Common name: Red berry mite, blackberry mite, ‘red-berry’ disease
Scientific name: Acalitus essigi
Plants affected: Blackberries
Main symptoms: Uneven ripening of fruit
Most active: April-September

What is red berry mite?

Red berry mite is a microscopic (<0.2mm) whitish mite that sucks sap from flowers and fruit of blackberries, causing uneven ripening. It does not affect other cane fruits.
 

This mite is one of the gall mites, also known as eriophyid mites. These are minute animals usually less than 0.2mm long when fully grown. They have elongate bodies and two pairs of legs, unlike other mites which have four pairs. Their size means they can usually only be seen with the aid of a microscope. For most species their presence is readily detected by the distinctive abnormal plant growths induced by their feeding activities. The red berry mite is unusual for these mites in that it doesn’t cause galling.

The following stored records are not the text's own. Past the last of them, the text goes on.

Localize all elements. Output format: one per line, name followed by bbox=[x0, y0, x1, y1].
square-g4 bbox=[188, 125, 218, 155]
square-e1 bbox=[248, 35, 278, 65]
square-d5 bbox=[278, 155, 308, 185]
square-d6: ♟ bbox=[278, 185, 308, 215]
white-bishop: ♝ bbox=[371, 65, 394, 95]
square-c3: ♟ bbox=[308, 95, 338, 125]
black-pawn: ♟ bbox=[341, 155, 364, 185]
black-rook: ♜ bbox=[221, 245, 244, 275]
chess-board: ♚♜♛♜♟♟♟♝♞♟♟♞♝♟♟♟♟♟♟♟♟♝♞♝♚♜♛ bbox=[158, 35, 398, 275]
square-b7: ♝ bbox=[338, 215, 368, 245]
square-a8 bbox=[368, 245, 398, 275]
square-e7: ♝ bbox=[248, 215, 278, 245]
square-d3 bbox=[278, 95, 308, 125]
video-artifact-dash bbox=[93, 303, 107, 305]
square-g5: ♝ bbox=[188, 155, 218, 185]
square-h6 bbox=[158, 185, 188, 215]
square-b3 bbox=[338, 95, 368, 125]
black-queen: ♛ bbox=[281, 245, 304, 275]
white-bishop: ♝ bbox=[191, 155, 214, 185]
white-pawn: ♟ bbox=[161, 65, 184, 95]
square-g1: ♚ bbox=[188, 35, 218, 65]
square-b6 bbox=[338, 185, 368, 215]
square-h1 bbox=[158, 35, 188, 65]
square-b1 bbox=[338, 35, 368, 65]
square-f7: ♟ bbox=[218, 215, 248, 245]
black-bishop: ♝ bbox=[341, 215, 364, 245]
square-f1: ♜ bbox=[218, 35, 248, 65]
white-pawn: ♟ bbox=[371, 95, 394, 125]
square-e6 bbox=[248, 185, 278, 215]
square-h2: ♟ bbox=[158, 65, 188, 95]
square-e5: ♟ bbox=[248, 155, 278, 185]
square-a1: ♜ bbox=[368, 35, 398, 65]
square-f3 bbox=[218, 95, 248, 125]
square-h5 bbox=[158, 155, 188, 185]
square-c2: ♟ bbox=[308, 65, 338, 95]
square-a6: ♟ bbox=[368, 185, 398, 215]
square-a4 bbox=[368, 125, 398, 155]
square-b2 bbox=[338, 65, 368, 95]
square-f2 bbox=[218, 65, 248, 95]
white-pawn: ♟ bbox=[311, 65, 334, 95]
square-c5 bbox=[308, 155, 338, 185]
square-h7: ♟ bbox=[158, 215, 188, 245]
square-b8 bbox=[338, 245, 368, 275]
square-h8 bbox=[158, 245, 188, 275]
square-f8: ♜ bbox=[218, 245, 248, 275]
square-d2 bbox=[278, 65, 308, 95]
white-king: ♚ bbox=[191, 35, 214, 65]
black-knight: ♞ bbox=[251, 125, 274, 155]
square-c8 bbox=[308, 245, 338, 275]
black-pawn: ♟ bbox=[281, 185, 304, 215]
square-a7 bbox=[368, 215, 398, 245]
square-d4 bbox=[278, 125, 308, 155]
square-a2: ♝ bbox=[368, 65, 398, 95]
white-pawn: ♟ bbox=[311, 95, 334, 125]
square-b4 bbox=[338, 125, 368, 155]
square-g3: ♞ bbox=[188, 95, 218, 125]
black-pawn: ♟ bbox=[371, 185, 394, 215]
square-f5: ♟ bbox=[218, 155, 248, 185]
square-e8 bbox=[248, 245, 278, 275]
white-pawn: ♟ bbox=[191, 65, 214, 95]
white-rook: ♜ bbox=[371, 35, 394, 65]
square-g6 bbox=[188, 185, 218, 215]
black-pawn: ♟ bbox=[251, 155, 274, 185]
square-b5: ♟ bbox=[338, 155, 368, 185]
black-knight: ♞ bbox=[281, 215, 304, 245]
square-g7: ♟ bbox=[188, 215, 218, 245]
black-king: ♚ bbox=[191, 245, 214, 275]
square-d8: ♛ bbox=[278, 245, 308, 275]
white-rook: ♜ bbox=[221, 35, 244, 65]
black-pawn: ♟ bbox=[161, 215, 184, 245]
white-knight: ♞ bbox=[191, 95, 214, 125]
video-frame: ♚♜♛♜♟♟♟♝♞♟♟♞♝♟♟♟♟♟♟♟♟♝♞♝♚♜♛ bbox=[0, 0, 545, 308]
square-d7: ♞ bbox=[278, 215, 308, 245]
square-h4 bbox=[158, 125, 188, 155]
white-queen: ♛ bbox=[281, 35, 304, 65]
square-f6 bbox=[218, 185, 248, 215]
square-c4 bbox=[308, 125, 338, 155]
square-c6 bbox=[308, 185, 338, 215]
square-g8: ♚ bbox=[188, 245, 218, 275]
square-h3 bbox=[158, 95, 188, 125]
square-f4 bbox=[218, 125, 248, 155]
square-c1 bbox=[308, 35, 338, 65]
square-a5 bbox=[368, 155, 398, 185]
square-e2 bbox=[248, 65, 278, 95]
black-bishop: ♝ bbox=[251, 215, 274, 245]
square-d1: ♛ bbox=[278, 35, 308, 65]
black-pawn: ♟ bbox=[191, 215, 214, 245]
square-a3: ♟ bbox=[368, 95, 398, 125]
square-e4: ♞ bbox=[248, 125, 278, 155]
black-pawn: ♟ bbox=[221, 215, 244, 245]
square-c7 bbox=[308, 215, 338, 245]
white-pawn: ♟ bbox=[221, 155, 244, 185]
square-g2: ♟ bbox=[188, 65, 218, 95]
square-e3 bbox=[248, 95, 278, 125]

There are many species of eriophyid mite which are usually host specific this means that each species of mite will only feed on a single, or several closely related, plant species.

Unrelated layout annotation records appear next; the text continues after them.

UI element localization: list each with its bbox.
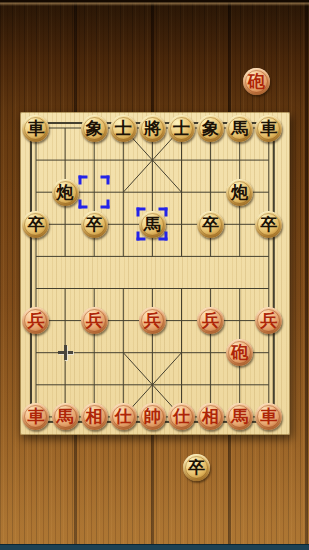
black-cannon-piece[interactable]: 炮 bbox=[226, 179, 253, 206]
cell-d6[interactable] bbox=[109, 305, 138, 337]
red-general-piece[interactable]: 帥 bbox=[139, 403, 166, 430]
piece-character: 馬 bbox=[144, 215, 161, 232]
cell-a1[interactable] bbox=[21, 144, 50, 176]
cell-b3[interactable] bbox=[51, 208, 80, 240]
red-chariot-piece[interactable]: 車 bbox=[22, 403, 49, 430]
cell-i4[interactable] bbox=[254, 240, 283, 272]
cell-i6[interactable]: 兵 bbox=[254, 305, 283, 337]
cell-a0[interactable]: 車 bbox=[21, 112, 50, 144]
cell-f5[interactable] bbox=[167, 272, 196, 304]
cell-g7[interactable] bbox=[196, 337, 225, 369]
red-soldier-piece[interactable]: 兵 bbox=[139, 307, 166, 334]
cell-c6[interactable]: 兵 bbox=[80, 305, 109, 337]
piece-character: 兵 bbox=[260, 312, 277, 329]
piece-character: 車 bbox=[27, 119, 44, 136]
black-soldier-piece[interactable]: 卒 bbox=[255, 211, 282, 238]
cell-h2[interactable]: 炮 bbox=[225, 176, 254, 208]
cell-e2[interactable] bbox=[138, 176, 167, 208]
piece-character: 卒 bbox=[260, 215, 277, 232]
cell-g4[interactable] bbox=[196, 240, 225, 272]
xiangqi-board: 車象士將士象馬車炮炮卒卒馬卒卒兵兵兵兵兵砲車馬相仕帥仕相馬車 bbox=[20, 112, 290, 435]
piece-character: 兵 bbox=[27, 312, 44, 329]
cell-d0[interactable]: 士 bbox=[109, 112, 138, 144]
cell-a9[interactable]: 車 bbox=[21, 401, 50, 433]
cell-h9[interactable]: 馬 bbox=[225, 401, 254, 433]
piece-character: 卒 bbox=[202, 215, 219, 232]
cell-f2[interactable] bbox=[167, 176, 196, 208]
piece-character: 車 bbox=[260, 408, 277, 425]
piece-character: 卒 bbox=[27, 215, 44, 232]
piece-character: 馬 bbox=[57, 408, 74, 425]
piece-character: 帥 bbox=[144, 408, 161, 425]
cell-b6[interactable] bbox=[51, 305, 80, 337]
cell-c0[interactable]: 象 bbox=[80, 112, 109, 144]
piece-character: 士 bbox=[115, 119, 132, 136]
piece-character: 車 bbox=[27, 408, 44, 425]
cell-g6[interactable]: 兵 bbox=[196, 305, 225, 337]
red-elephant-piece[interactable]: 相 bbox=[81, 403, 108, 430]
piece-character: 仕 bbox=[115, 408, 132, 425]
red-chariot-piece[interactable]: 車 bbox=[255, 403, 282, 430]
cell-a5[interactable] bbox=[21, 272, 50, 304]
black-advisor-piece[interactable]: 士 bbox=[110, 115, 137, 142]
cell-f1[interactable] bbox=[167, 144, 196, 176]
piece-character: 砲 bbox=[248, 73, 265, 90]
piece-character: 砲 bbox=[231, 344, 248, 361]
cell-d7[interactable] bbox=[109, 337, 138, 369]
black-chariot-piece[interactable]: 車 bbox=[255, 115, 282, 142]
cell-f4[interactable] bbox=[167, 240, 196, 272]
captured-piece-tray-black-side: 砲 bbox=[243, 68, 270, 95]
red-cannon-piece[interactable]: 砲 bbox=[243, 68, 270, 95]
cell-i7[interactable] bbox=[254, 337, 283, 369]
black-horse-piece[interactable]: 馬 bbox=[139, 211, 166, 238]
piece-character: 將 bbox=[144, 119, 161, 136]
cell-d8[interactable] bbox=[109, 369, 138, 401]
cell-b1[interactable] bbox=[51, 144, 80, 176]
cell-g9[interactable]: 相 bbox=[196, 401, 225, 433]
red-horse-piece[interactable]: 馬 bbox=[52, 403, 79, 430]
cell-f7[interactable] bbox=[167, 337, 196, 369]
black-advisor-piece[interactable]: 士 bbox=[168, 115, 195, 142]
black-soldier-piece[interactable]: 卒 bbox=[183, 454, 210, 481]
piece-character: 兵 bbox=[202, 312, 219, 329]
cell-h5[interactable] bbox=[225, 272, 254, 304]
last-move-from-marker bbox=[79, 176, 110, 209]
piece-character: 相 bbox=[86, 408, 103, 425]
cell-b0[interactable] bbox=[51, 112, 80, 144]
cell-e8[interactable] bbox=[138, 369, 167, 401]
piece-character: 兵 bbox=[86, 312, 103, 329]
xiangqi-app-screen: 車象士將士象馬車炮炮卒卒馬卒卒兵兵兵兵兵砲車馬相仕帥仕相馬車 砲 卒 bbox=[0, 0, 309, 550]
cell-e3[interactable]: 馬 bbox=[138, 208, 167, 240]
cell-f8[interactable] bbox=[167, 369, 196, 401]
piece-character: 象 bbox=[86, 119, 103, 136]
bottom-bar bbox=[0, 544, 309, 550]
cell-e0[interactable]: 將 bbox=[138, 112, 167, 144]
cell-a6[interactable]: 兵 bbox=[21, 305, 50, 337]
cell-b2[interactable]: 炮 bbox=[51, 176, 80, 208]
cell-h3[interactable] bbox=[225, 208, 254, 240]
captured-piece-tray-red-side: 卒 bbox=[183, 454, 210, 481]
cell-c4[interactable] bbox=[80, 240, 109, 272]
cell-d3[interactable] bbox=[109, 208, 138, 240]
cell-e7[interactable] bbox=[138, 337, 167, 369]
black-elephant-piece[interactable]: 象 bbox=[197, 115, 224, 142]
cell-d4[interactable] bbox=[109, 240, 138, 272]
piece-character: 士 bbox=[173, 119, 190, 136]
cell-f0[interactable]: 士 bbox=[167, 112, 196, 144]
cell-c1[interactable] bbox=[80, 144, 109, 176]
board-intersections: 車象士將士象馬車炮炮卒卒馬卒卒兵兵兵兵兵砲車馬相仕帥仕相馬車 bbox=[21, 112, 283, 433]
cell-c3[interactable]: 卒 bbox=[80, 208, 109, 240]
piece-character: 卒 bbox=[86, 215, 103, 232]
cell-i8[interactable] bbox=[254, 369, 283, 401]
cell-e5[interactable] bbox=[138, 272, 167, 304]
cell-g2[interactable] bbox=[196, 176, 225, 208]
black-chariot-piece[interactable]: 車 bbox=[22, 115, 49, 142]
cell-e1[interactable] bbox=[138, 144, 167, 176]
cell-f3[interactable] bbox=[167, 208, 196, 240]
cell-h4[interactable] bbox=[225, 240, 254, 272]
cell-a7[interactable] bbox=[21, 337, 50, 369]
cell-c7[interactable] bbox=[80, 337, 109, 369]
cell-g1[interactable] bbox=[196, 144, 225, 176]
cell-g3[interactable]: 卒 bbox=[196, 208, 225, 240]
red-horse-piece[interactable]: 馬 bbox=[226, 403, 253, 430]
cell-h7[interactable]: 砲 bbox=[225, 337, 254, 369]
cell-b8[interactable] bbox=[51, 369, 80, 401]
piece-character: 卒 bbox=[188, 459, 205, 476]
cell-f9[interactable]: 仕 bbox=[167, 401, 196, 433]
black-soldier-piece[interactable]: 卒 bbox=[197, 211, 224, 238]
piece-character: 馬 bbox=[231, 408, 248, 425]
piece-character: 馬 bbox=[231, 119, 248, 136]
cell-h1[interactable] bbox=[225, 144, 254, 176]
cell-f6[interactable] bbox=[167, 305, 196, 337]
cell-i0[interactable]: 車 bbox=[254, 112, 283, 144]
cell-h0[interactable]: 馬 bbox=[225, 112, 254, 144]
piece-character: 相 bbox=[202, 408, 219, 425]
cell-i1[interactable] bbox=[254, 144, 283, 176]
cell-i5[interactable] bbox=[254, 272, 283, 304]
black-soldier-piece[interactable]: 卒 bbox=[81, 211, 108, 238]
cell-c2[interactable] bbox=[80, 176, 109, 208]
red-advisor-piece[interactable]: 仕 bbox=[110, 403, 137, 430]
cell-a3[interactable]: 卒 bbox=[21, 208, 50, 240]
cell-h6[interactable] bbox=[225, 305, 254, 337]
cell-e4[interactable] bbox=[138, 240, 167, 272]
cell-d9[interactable]: 仕 bbox=[109, 401, 138, 433]
cell-b5[interactable] bbox=[51, 272, 80, 304]
black-general-piece[interactable]: 將 bbox=[139, 115, 166, 142]
piece-character: 炮 bbox=[231, 183, 248, 200]
black-cannon-piece[interactable]: 炮 bbox=[52, 179, 79, 206]
cell-c8[interactable] bbox=[80, 369, 109, 401]
cell-a4[interactable] bbox=[21, 240, 50, 272]
mouse-cursor-crosshair bbox=[58, 345, 73, 360]
cell-g5[interactable] bbox=[196, 272, 225, 304]
black-elephant-piece[interactable]: 象 bbox=[81, 115, 108, 142]
cell-c9[interactable]: 相 bbox=[80, 401, 109, 433]
cell-d1[interactable] bbox=[109, 144, 138, 176]
cell-i9[interactable]: 車 bbox=[254, 401, 283, 433]
cell-a8[interactable] bbox=[21, 369, 50, 401]
cell-b9[interactable]: 馬 bbox=[51, 401, 80, 433]
cell-b4[interactable] bbox=[51, 240, 80, 272]
cell-a2[interactable] bbox=[21, 176, 50, 208]
red-soldier-piece[interactable]: 兵 bbox=[81, 307, 108, 334]
piece-character: 象 bbox=[202, 119, 219, 136]
piece-character: 仕 bbox=[173, 408, 190, 425]
red-soldier-piece[interactable]: 兵 bbox=[255, 307, 282, 334]
black-soldier-piece[interactable]: 卒 bbox=[22, 211, 49, 238]
red-soldier-piece[interactable]: 兵 bbox=[197, 307, 224, 334]
cell-d2[interactable] bbox=[109, 176, 138, 208]
cell-i3[interactable]: 卒 bbox=[254, 208, 283, 240]
piece-character: 兵 bbox=[144, 312, 161, 329]
cell-c5[interactable] bbox=[80, 272, 109, 304]
red-cannon-piece[interactable]: 砲 bbox=[226, 339, 253, 366]
cell-g0[interactable]: 象 bbox=[196, 112, 225, 144]
cell-d5[interactable] bbox=[109, 272, 138, 304]
piece-character: 炮 bbox=[57, 183, 74, 200]
cell-i2[interactable] bbox=[254, 176, 283, 208]
red-soldier-piece[interactable]: 兵 bbox=[22, 307, 49, 334]
red-elephant-piece[interactable]: 相 bbox=[197, 403, 224, 430]
red-advisor-piece[interactable]: 仕 bbox=[168, 403, 195, 430]
piece-character: 車 bbox=[260, 119, 277, 136]
cell-g8[interactable] bbox=[196, 369, 225, 401]
cell-e6[interactable]: 兵 bbox=[138, 305, 167, 337]
cell-e9[interactable]: 帥 bbox=[138, 401, 167, 433]
black-horse-piece[interactable]: 馬 bbox=[226, 115, 253, 142]
cell-h8[interactable] bbox=[225, 369, 254, 401]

Eriophyid mites feed by sucking sap but while doing so secrete chemicals into the plant tissue that converts some of the normal (parenchyma) plant cells to meristem tissues which can give rise to a range of growth forms. These then grow to produce the gall. The mites can then suck sap from plant cells lining the gall structure, which are invariably more nutritious than unaffected tissue, but often do not cause serious damage to the plant. The damage to fruit caused by red berry mite is an exception.

Symptoms

Red berry mites overwinter under bud scales and become active on the foliage during the spring. When in bloom the mites move onto the flowers and developing fruits.

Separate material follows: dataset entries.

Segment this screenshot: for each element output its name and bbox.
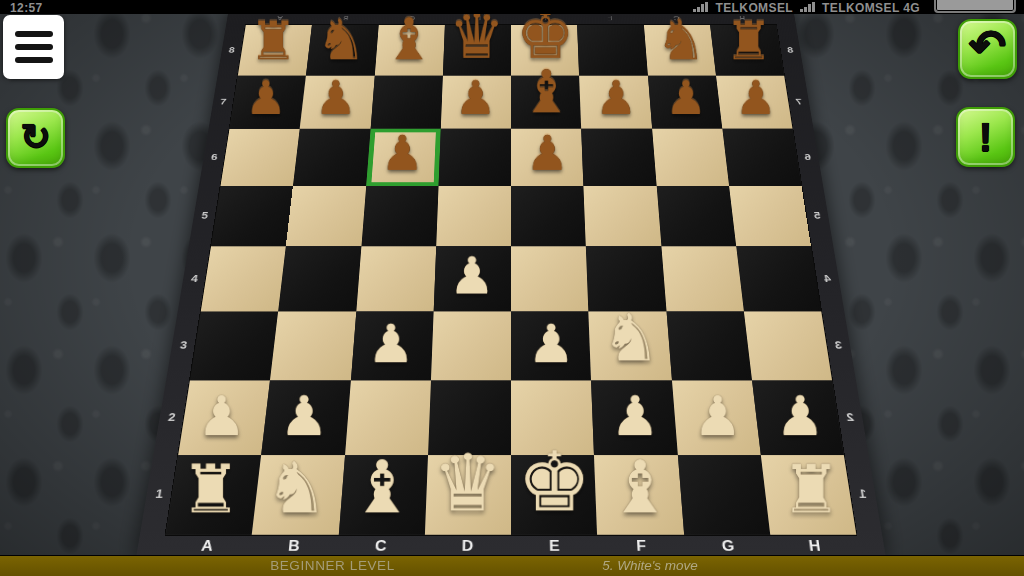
square-b4[interactable] (278, 246, 361, 311)
square-d7[interactable]: ♟ (441, 75, 511, 128)
square-e3[interactable]: ♟ (511, 311, 591, 380)
white-knight-b1[interactable]: ♞ (265, 452, 329, 523)
square-h2[interactable]: ♟ (752, 380, 844, 454)
black-knight-g8[interactable]: ♞ (656, 12, 706, 68)
square-g1[interactable] (677, 455, 770, 535)
white-knight-f3[interactable]: ♞ (601, 305, 660, 371)
square-h7[interactable]: ♟ (716, 75, 793, 128)
square-d8[interactable]: ♛ (443, 25, 511, 75)
black-pawn-f7[interactable]: ♟ (595, 75, 637, 122)
square-d6[interactable] (438, 129, 511, 186)
rotate-icon: ↻ (20, 116, 50, 158)
black-pawn-h7[interactable]: ♟ (735, 75, 777, 122)
square-h8[interactable]: ♜ (710, 25, 784, 75)
square-b8[interactable]: ♞ (306, 25, 378, 75)
square-b3[interactable] (270, 311, 356, 380)
square-h6[interactable] (722, 129, 801, 186)
square-a5[interactable] (211, 186, 293, 247)
square-b6[interactable] (293, 129, 370, 186)
square-g5[interactable] (656, 186, 736, 247)
square-d5[interactable] (436, 186, 511, 247)
square-b1[interactable]: ♞ (252, 455, 345, 535)
battery-icon (934, 0, 1016, 13)
white-pawn-f2[interactable]: ♟ (610, 389, 659, 444)
square-f7[interactable]: ♟ (579, 75, 651, 128)
square-d1[interactable]: ♛ (425, 455, 511, 535)
black-pawn-a7[interactable]: ♟ (245, 75, 287, 122)
hamburger-icon (15, 57, 53, 63)
white-pawn-e3[interactable]: ♟ (527, 317, 575, 370)
undo-icon: ↶ (969, 20, 1006, 71)
square-f3[interactable]: ♞ (589, 311, 672, 380)
square-d3[interactable] (431, 311, 511, 380)
black-rook-a8[interactable]: ♜ (249, 15, 297, 68)
square-e5[interactable] (511, 186, 586, 247)
square-g3[interactable] (666, 311, 752, 380)
square-a1[interactable]: ♜ (166, 455, 262, 535)
square-c5[interactable] (361, 186, 438, 247)
white-queen-d1[interactable]: ♛ (433, 444, 504, 523)
hint-button[interactable]: ! (956, 107, 1015, 167)
clock-time: 12:57 (10, 1, 43, 14)
move-status: 5. White's move (530, 558, 770, 573)
file-label-d: D (424, 535, 511, 558)
difficulty-level: BEGINNER LEVEL (205, 558, 460, 573)
file-label-c: C (337, 535, 425, 558)
undo-move-button[interactable]: ↶ (958, 19, 1017, 79)
square-e4[interactable] (511, 246, 589, 311)
white-pawn-h2[interactable]: ♟ (776, 389, 825, 444)
square-e7[interactable]: ♝ (511, 75, 581, 128)
square-g7[interactable]: ♟ (648, 75, 723, 128)
exclamation-icon: ! (979, 115, 992, 160)
square-g8[interactable]: ♞ (644, 25, 716, 75)
white-rook-a1[interactable]: ♜ (180, 456, 240, 523)
square-c3[interactable]: ♟ (350, 311, 433, 380)
square-b5[interactable] (286, 186, 366, 247)
white-pawn-b2[interactable]: ♟ (279, 389, 328, 444)
square-c4[interactable] (356, 246, 436, 311)
white-king-e1[interactable]: ♚ (517, 440, 591, 523)
square-c6[interactable]: ♟ (366, 129, 441, 186)
square-c7[interactable] (370, 75, 442, 128)
white-pawn-c3[interactable]: ♟ (367, 317, 415, 370)
file-label-e: E (511, 535, 598, 558)
hamburger-icon (15, 44, 53, 50)
signal-icon (800, 2, 815, 12)
square-h5[interactable] (729, 186, 811, 247)
black-queen-d8[interactable]: ♛ (449, 6, 505, 68)
square-e1[interactable]: ♚ (511, 455, 597, 535)
file-labels-near: ABCDEFGH (162, 535, 860, 558)
rotate-board-button[interactable]: ↻ (6, 108, 65, 168)
square-d4[interactable]: ♟ (433, 246, 511, 311)
black-pawn-c6[interactable]: ♟ (381, 130, 424, 178)
menu-button[interactable] (3, 15, 64, 79)
file-label-h: H (770, 535, 860, 558)
square-a2[interactable]: ♟ (178, 380, 270, 454)
square-f1[interactable]: ♝ (594, 455, 683, 535)
square-c1[interactable]: ♝ (338, 455, 427, 535)
black-pawn-e6[interactable]: ♟ (526, 130, 569, 178)
chess-app-screen: ABCDEFGH 87654321 87654321 ABCDEFGH ♜♞♝♛… (0, 0, 1024, 576)
black-knight-b8[interactable]: ♞ (316, 12, 366, 68)
square-a8[interactable]: ♜ (238, 25, 312, 75)
chess-board: ABCDEFGH 87654321 87654321 ABCDEFGH ♜♞♝♛… (136, 11, 886, 558)
square-g6[interactable] (652, 129, 729, 186)
square-a7[interactable]: ♟ (229, 75, 306, 128)
square-h3[interactable] (744, 311, 832, 380)
square-a3[interactable] (190, 311, 278, 380)
black-pawn-d7[interactable]: ♟ (455, 75, 497, 122)
square-a6[interactable] (221, 129, 300, 186)
square-h1[interactable]: ♜ (761, 455, 857, 535)
square-c8[interactable]: ♝ (374, 25, 444, 75)
white-rook-h1[interactable]: ♜ (782, 456, 842, 523)
hamburger-icon (15, 31, 53, 37)
carrier-name: TELKOMSEL (715, 1, 793, 14)
square-f8[interactable] (577, 25, 647, 75)
black-rook-h8[interactable]: ♜ (725, 15, 773, 68)
square-g4[interactable] (661, 246, 744, 311)
black-pawn-g7[interactable]: ♟ (665, 75, 707, 122)
square-f6[interactable] (581, 129, 656, 186)
file-label-f: F (597, 535, 685, 558)
black-bishop-e7[interactable]: ♝ (519, 62, 572, 121)
file-label-g: G (684, 535, 773, 558)
black-pawn-b7[interactable]: ♟ (315, 75, 357, 122)
white-pawn-g2[interactable]: ♟ (693, 389, 742, 444)
square-g2[interactable]: ♟ (672, 380, 761, 454)
square-b2[interactable]: ♟ (261, 380, 350, 454)
status-bar: 12:57 TELKOMSEL TELKOMSEL 4G (0, 0, 1024, 14)
square-h4[interactable] (736, 246, 821, 311)
file-label-a: A (162, 535, 252, 558)
white-pawn-a2[interactable]: ♟ (197, 389, 246, 444)
white-bishop-f1[interactable]: ♝ (607, 450, 672, 523)
carrier-name-4g: TELKOMSEL 4G (822, 1, 920, 14)
white-pawn-d4[interactable]: ♟ (449, 250, 495, 301)
squares: ♜♞♝♛♚♞♜♟♟♟♝♟♟♟♟♟♟♟♟♞♟♟♟♟♟♜♞♝♛♚♝♜ (166, 25, 857, 535)
square-b7[interactable]: ♟ (300, 75, 375, 128)
signal-icon (693, 2, 708, 12)
square-e6[interactable]: ♟ (511, 129, 584, 186)
file-label-b: B (249, 535, 338, 558)
square-f5[interactable] (584, 186, 661, 247)
black-bishop-c8[interactable]: ♝ (383, 10, 435, 68)
bottom-bar: BEGINNER LEVEL 5. White's move (0, 556, 1024, 576)
carrier-group: TELKOMSEL TELKOMSEL 4G (693, 1, 920, 14)
square-a4[interactable] (201, 246, 286, 311)
white-bishop-c1[interactable]: ♝ (350, 450, 415, 523)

The first fruits to develop usually ripen fully but later fruits show increasingly patchy ripening, with some parts of the berries remaining hard and red or green. The patchy ripening is sometimes referred to as ‘red-berry’ disease.

Control

There are no suitable controls available to home gardeners for the mite and so the damage has to be tolerated. Heavily affected canes can be cut to ground level as soon as the problem is noticed and disposed as diseased material. Consider replacing canes with persistent problems of red berry mite.

Partly ripened berries can be used for cooking, making jam or wine.